1. I am very concerned with trying to keep myself in good fiscal and spiritual shape I believe this help in keeping life more enjoyable.I am very concerned with your grammatical shape. The letter "S" is your friend =2
.2. High My Name is Dave.And all the other members of the Typos Anonymous chatroom cheerfully chimed in, "High Dave!" =3
3. I work a lot, but when I am not working I like to travel and meet new people and see new places. So far I have been to about 27 counties.The class, the cultural diversity of 27 counties puts you far, far out of my league. In other news, have you met Dave? =3
4. I enjoy the humor and everyday situations life offers, especially laughing at myself; putting my underwear on backwards only to realize while driving to work as passersby are starring at me.Because they are on backwards and on your head? =2
5. I am very cuddlable, once you start you can't stop.Excuse me, the CEO of Pringles is on the phone for you. Something about suing you for bastardizing their slogan...=2
6. I am a little red neck, but i know the differance between a salad fork and a spoon."A Little Redneck", the unsuccessful spinoff of "Little People, Big World." =2
7. ALOVIN FATHER RAISIN MY KIDSAlovin - The love child of Alvin from "Alvin and the Chipmunks" and one of the California Raisins. =1
8. I am recently heartbroke, but don't let that scare you away. I don't believe in that rebound girl crap. I have always believed when you get thrown from a horse, you get right back on. I am not a prettyboy.No, I would assume any one who was thrown from a horse would have some facial scars. And head trauma, hence the choppy sentence structure and subject jump. =1
9. I need some meat on my woman's bones.And I need a man without a complex that compels them to speak like a caveman, but, hey, life sucks sometimes. =2
10. I lost the spark that I used to have cause I've been burned to many times. Im ready to spark again but just waiting for someone to ignight my heart.Sorry, kid, I only igday, not ignight. =3
TIE-BREAKER: Me, out of shape? Round is a shape.Ladies and gentlemen, the winner for cheesiest self-deprecating pick-up line! =1
Belle's score = 21 Tied for first place with Bond at 21
Total score after Tie-Breaker = 22 for 2nd place her first time up!

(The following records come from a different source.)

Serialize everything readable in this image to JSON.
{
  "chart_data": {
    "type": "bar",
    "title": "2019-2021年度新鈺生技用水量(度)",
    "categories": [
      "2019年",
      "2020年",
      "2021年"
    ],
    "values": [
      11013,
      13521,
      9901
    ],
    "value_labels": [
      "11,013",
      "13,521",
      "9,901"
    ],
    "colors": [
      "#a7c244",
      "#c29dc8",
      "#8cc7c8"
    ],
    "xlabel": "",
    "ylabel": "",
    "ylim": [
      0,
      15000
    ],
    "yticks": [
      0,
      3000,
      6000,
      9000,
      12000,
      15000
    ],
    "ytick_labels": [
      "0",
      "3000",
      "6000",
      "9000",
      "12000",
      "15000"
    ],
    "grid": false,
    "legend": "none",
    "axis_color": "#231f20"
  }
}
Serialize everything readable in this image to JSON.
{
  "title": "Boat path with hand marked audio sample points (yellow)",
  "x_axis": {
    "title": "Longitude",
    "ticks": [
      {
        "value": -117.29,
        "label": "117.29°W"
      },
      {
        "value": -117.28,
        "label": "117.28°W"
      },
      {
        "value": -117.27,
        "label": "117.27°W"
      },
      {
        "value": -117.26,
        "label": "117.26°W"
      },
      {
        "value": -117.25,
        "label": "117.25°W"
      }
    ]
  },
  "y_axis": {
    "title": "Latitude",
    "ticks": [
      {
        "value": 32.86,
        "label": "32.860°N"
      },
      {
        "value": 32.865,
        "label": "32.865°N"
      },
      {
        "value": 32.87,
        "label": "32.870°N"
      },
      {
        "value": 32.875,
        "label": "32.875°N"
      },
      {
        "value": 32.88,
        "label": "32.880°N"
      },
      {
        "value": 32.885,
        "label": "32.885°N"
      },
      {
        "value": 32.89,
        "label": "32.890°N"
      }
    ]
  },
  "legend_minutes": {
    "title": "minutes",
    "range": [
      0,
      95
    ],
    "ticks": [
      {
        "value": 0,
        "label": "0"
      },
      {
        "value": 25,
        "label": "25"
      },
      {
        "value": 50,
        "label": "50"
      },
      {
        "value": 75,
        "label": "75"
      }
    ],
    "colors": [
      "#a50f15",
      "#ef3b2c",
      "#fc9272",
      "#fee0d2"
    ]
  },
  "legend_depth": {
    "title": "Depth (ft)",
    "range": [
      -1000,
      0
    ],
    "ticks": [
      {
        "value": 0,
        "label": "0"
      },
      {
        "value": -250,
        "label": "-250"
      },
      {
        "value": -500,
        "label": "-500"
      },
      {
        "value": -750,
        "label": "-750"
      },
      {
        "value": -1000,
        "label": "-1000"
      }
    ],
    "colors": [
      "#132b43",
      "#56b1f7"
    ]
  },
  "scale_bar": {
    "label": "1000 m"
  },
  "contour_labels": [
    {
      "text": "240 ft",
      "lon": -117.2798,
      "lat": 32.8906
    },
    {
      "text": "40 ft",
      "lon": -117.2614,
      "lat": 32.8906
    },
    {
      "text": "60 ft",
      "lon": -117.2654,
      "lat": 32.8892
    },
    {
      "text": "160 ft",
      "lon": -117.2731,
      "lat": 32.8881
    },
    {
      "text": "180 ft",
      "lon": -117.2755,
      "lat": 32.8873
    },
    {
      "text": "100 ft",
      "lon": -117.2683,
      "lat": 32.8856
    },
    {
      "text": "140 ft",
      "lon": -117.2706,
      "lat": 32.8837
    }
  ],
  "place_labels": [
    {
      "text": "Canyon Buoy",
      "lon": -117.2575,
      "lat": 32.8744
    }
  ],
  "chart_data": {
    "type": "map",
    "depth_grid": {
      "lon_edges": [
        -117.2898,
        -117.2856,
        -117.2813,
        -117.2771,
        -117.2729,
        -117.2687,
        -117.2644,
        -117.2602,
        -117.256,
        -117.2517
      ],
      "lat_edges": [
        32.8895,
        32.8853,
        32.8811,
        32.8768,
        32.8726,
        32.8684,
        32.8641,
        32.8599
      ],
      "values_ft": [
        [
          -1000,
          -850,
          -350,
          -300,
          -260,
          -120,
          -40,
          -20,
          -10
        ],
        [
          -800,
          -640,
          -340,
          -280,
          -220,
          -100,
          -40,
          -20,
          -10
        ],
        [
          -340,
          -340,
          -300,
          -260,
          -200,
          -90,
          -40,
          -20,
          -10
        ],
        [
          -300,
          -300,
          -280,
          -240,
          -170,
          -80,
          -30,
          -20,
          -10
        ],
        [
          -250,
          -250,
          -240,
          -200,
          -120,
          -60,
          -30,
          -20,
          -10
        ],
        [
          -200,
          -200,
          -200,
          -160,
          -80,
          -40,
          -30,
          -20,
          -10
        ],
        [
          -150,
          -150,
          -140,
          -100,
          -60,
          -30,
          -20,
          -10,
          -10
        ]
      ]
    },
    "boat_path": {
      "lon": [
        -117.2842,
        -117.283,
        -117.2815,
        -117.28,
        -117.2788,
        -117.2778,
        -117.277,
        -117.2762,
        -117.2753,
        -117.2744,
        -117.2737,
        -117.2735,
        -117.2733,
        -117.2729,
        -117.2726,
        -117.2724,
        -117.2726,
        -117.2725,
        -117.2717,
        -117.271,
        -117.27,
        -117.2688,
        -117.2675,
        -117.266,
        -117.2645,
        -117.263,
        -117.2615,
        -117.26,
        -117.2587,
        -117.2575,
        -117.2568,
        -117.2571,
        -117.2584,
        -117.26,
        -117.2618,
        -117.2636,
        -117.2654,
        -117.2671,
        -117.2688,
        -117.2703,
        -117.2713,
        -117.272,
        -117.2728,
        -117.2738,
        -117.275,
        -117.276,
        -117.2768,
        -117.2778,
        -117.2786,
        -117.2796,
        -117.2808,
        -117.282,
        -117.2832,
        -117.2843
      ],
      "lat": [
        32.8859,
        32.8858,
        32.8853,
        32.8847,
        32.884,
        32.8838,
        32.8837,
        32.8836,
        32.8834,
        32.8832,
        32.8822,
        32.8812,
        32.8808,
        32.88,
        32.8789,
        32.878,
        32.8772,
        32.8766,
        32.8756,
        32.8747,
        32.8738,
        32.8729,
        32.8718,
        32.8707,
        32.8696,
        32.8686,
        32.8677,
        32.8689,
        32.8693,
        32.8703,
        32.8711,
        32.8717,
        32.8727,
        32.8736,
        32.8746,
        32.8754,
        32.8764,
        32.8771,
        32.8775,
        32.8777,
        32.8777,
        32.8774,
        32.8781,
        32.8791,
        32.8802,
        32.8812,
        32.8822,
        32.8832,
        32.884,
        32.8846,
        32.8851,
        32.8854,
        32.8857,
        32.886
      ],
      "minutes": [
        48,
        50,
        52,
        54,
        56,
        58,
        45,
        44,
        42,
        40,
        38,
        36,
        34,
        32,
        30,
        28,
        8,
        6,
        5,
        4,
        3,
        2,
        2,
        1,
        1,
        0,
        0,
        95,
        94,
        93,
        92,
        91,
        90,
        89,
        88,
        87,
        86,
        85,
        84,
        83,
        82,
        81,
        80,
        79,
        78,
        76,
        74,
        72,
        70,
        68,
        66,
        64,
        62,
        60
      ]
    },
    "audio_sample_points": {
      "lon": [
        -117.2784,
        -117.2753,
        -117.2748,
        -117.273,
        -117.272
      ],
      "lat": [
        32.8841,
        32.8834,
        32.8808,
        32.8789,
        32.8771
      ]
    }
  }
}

Bond from Bond's Big Leather Couch with 24 points!
2nd place= Belle Princesse 22 points
3rd place = Spinners
Congratulations to all!
See ya next week.

9 comments:

Sunrunner said...

Good one this week everyone!!!

Spinner said...

Congrats Bond!

Great job Belle on your debut

I like the new scoring system

Mimi Lenox said...

Why has my page shifted to the bottom again? arrgghhh.......

Mimi Lenox said...

Thanks, Spinners. You all are hysterical.

The Minute Man: Colin Chang said...

Congrats to the winners this week [Drat that didn't include me], and congrats to me for falling out of top 3 [again].

I think the new scoring system is fairer. Nice work!

Vinny "Bond" Marini said...

Wow.. TY WOOOO

Some great answers by all.... but I am so curious to see the beeped answers! LOL

I do like the new scoring system.. easier to follow...

Mimi Lenox said...

Maybe someone should make a weekly post - Dating Challenge UnCENSORED!

Mimi Lenox said...

We could call it The Bleep Bleep Blog. he he

Anonymous said...

Thanks for the welcome! Yay this is so much fun.